ファスティング(断食)中の運動は安全?是非知っていただきたいこと

9月 6 2019

著者:リサ・ペイン、CPT(公認パーソナルトレーナー)

できる限り速い脂肪減少を目指してトレーニングを最適化する最良の方法が求められる中、多くの人が注目するのがファスティング(断食)中の運動、すなわちインターミッテント・ファスティング(断続的断食)。提案される減量促進や運動能力の向上などの潜在的な健康効果で、ファスティング中の運動は大きな関心を集めています。ただ実際に、夜間の休息後、つまり前夜の夕食から10〜14時間の絶食後にトレーニングすることで、運動前に栄養豊富な食事を摂るよりも優れたメリットが得られるのでしょうか? 

ファスティング中の運動のメリットとは?

通常、ファスティング中の運動とは、朝の空腹時に運動を始めることを指します。朝食前に運動すると、グリコーゲンとインスリンの濃度が低下するため、食物からではなく体の脂肪貯蔵からのエネルギー利用が引き起こされることが研究で示唆されています。食物が摂取されると、膵臓がインスリンを産生します。インスリンは、体が炭水化物の糖分(グルコース)をエネルギーとして利用できるように作用するホルモンです。利用されないグルコース(グリコーゲン)は、後で利用できるよう体内に貯蓄されます。運動前の食事を排除するという理論は、エネルギーに変えるために炭水化物を燃焼させることなく、代わりに体内に蓄積された脂肪を利用するため、減量の可能性が高まるというものです。 

ある研究では、活動的な男性12人を対象に、ファスティング状態で運動することで、24時間のエネルギー摂取量がどう減少したかに焦点が当てられました。エネルギー摂取量とは、1日に消費されるカロリー数です。この研究では、カロリー摂取量の減少に加えて、運動中の脂肪酸化が増加したことも示されました。これは、絶食することで、体重減少と体重管理のメリットが得られる可能性があることを示唆しています。 

別の研究では、ファスティング中の持久運動の有益な代謝適応に焦点が当てられています。この研究では、若い男性20人が2つのグループに分けられました。1群は絶食中で、もう1群は等カロリーの炭水化物が豊富な食事を摂取したものです。6週間の持久トレーニングプログラム内で、絶食群は運動強度を増加させることができた他、運動誘発性の筋細胞内脂肪の分解を促進しつつ、筋酸化能力の上昇においても、摂食群より高い効果が見られました。これは、運動中の筋肉のエネルギー利用に大変重要です。

運動前のファスティング実践のデメリットとは? 

長時間栄養を摂らずに運動をすると、体にかかるストレスが増加し、エネルギー出力の低下も考えられることから、健康上のリスクにつながる可能性があります。健康的な運動前の食事や軽食を摂取しないと、体は、いわゆる栄養負債の状態に置かれます。それが、めまい、脱力感、疲労の他、失神発作にまでつながる場合もあります。

毎日必要な栄養素をバランスよく摂らずに、インターミッテント・ファスティングを定期的に続けていると、筋肉破壊や代謝機能の低下を引き起こす可能性もあります。定期的な運動に加えて、カロリーや有益な栄養素を厳しく制限すると、摂食障害を引き起こしたり悪化させる他、ビタミン欠乏症の増加、免疫機能の低下、オーバートレーニング症候群の発症やその他の健康障害につながる可能性があります。 

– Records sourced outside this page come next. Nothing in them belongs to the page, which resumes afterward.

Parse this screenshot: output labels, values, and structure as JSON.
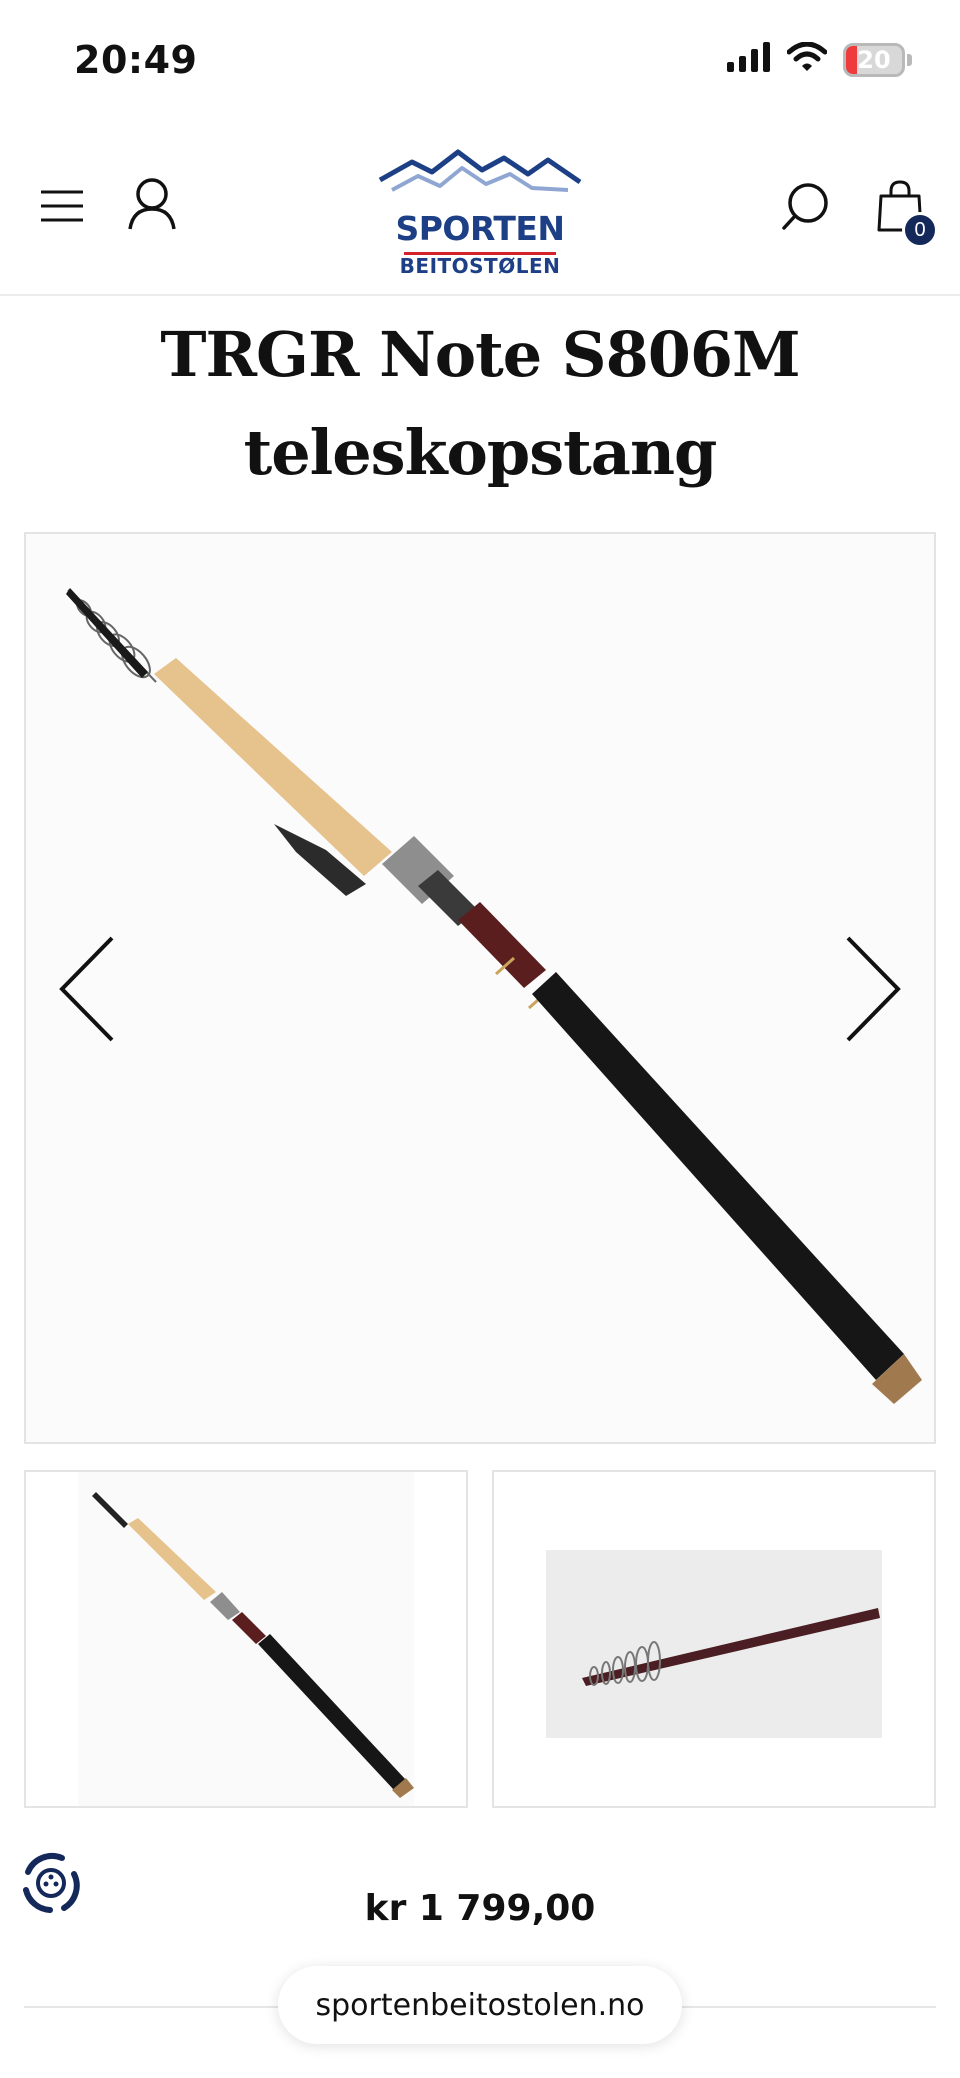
{
  "status_bar": {
    "time": "20:49",
    "battery_level": "20",
    "battery_fraction": 0.2,
    "icons": [
      "signal-icon",
      "wifi-icon",
      "battery-icon"
    ]
  },
  "header": {
    "logo_main": "SPORTEN",
    "logo_sub": "BEITOSTØLEN",
    "cart_count": "0",
    "icons": [
      "menu-icon",
      "account-icon",
      "search-icon",
      "cart-icon"
    ]
  },
  "product": {
    "title": "TRGR Note S806M teleskopstang",
    "price": "kr 1 799,00",
    "image_count": 2
  },
  "browser": {
    "url": "sportenbeitostolen.no"
  },
  "colors": {
    "brand_blue": "#1d3f86",
    "brand_red": "#d2232a",
    "badge_bg": "#14285a",
    "battery_low": "#ef3b3b"
  }
}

以下の健康状態にある方が、空腹時の運動すなわちインターミッテント・ファスティングを行うのは安全とはいえません: 

  • 妊娠中または授乳中
  • メタボリックシンドローム
  • 糖尿病または低血糖症
  • 摂食障害
  • 食物とともに摂取する必要がある処方薬を服用中
  • 不十分な電解質または脱水状態
  • 夕方以降の運動
  • 幼児、青少年、または55歳以上の方 

絶食が健康効果をもたらすことを示唆する研究が多い一方で、空腹時と摂食後の運動の利点に差異がないことを示す研究もあります。ある研究では、若い女性を対象に、4週間以上にわたって、有酸素運動の前に絶食した被験者群と摂食した被験者群の体脂肪量と除脂肪量の変化が調査されました。両群ともにかなりの減量が見られたこの研究の結論として、絶食群と摂食群の健康状態または測定値に有意差は見られませんでした。 

運動前後に摂食するメリットとは? 

トレーニングの1〜2時間前に、タンパク質と炭水化物を豊富に含むスナックや食事を摂ると、特に運動の強度が増加し、持続時間が長くなるに従って、血糖値のバランスが整い、運動のためのエネルギーが高まります。これにより、運動中や運動後のエネルギー低下を防ぐことができます。カロリーを長期間制限すると、1日に必要なカロリー摂取量を超える量を夕方以降に過剰摂取しがちになり、本来のファスティングの目的が台無しになってしまうこともあります。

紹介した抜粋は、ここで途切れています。